「研究者たちは68件の研究と23万人の被験者からなるメタ分析を行い、抗酸化物質のサプリメントが人間の寿命を延ばすかどうかを調べた。 結論はこうだ。 抗酸化作用のあるサプリメントを摂取する人は早く死ぬ。加齢性疾患を予防することもできない。抗酸化作用のあるサプリメントは、ある種のガンの発生を抑制するどころか、その増殖と転移を促進するらしい」
抗酸化サプリとは、コエンザイムQ10、アスタキサンチン、NAC,ケルセチンなどのことをいう。そのうたい文句はラジカル物質を中和して健全に保つということだが、実際は違うらしい。
人の体というのは、ある程度の負荷が必要らしい。負荷によって体に酸化物質ができるが、体はそれに対し対応するように働くのだという。16時間以上空腹にするという健康法があるが、16時間以上空腹だと、体は緊急事態だと認識し、それに対応した物質を発生させる。人の体にはこのようなことが起きるということである。ストレスのない生活をしているだけではだめで、ある程度長生きするにはストレスが必要だ。この長生きというのは病気になりにくいということだ。
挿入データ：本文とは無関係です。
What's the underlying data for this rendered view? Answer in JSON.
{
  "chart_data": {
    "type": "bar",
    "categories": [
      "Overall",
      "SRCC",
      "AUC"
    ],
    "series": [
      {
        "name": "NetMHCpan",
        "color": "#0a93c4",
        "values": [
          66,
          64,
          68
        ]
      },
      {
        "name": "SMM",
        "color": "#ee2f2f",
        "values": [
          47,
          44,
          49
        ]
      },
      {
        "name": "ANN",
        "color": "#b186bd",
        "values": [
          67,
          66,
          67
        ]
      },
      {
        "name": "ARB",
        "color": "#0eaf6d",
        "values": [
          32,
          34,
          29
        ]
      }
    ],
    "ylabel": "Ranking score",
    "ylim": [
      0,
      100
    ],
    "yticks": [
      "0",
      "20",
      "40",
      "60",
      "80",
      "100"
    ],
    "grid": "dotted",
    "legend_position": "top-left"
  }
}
この世界の生物には、そのような力が備わっている。それは億という長い年月をかけて獲得したのだろうか、それとも最初から備わったものだろうか。私は最初からDNAの中にあったプログラムだと考える。我々は医薬開発を通じてそのことを忘れていたのではないだろうか。我々の体にはもっとすごい潜在能力がある。それを引き出すのはストレスなのかもしれない。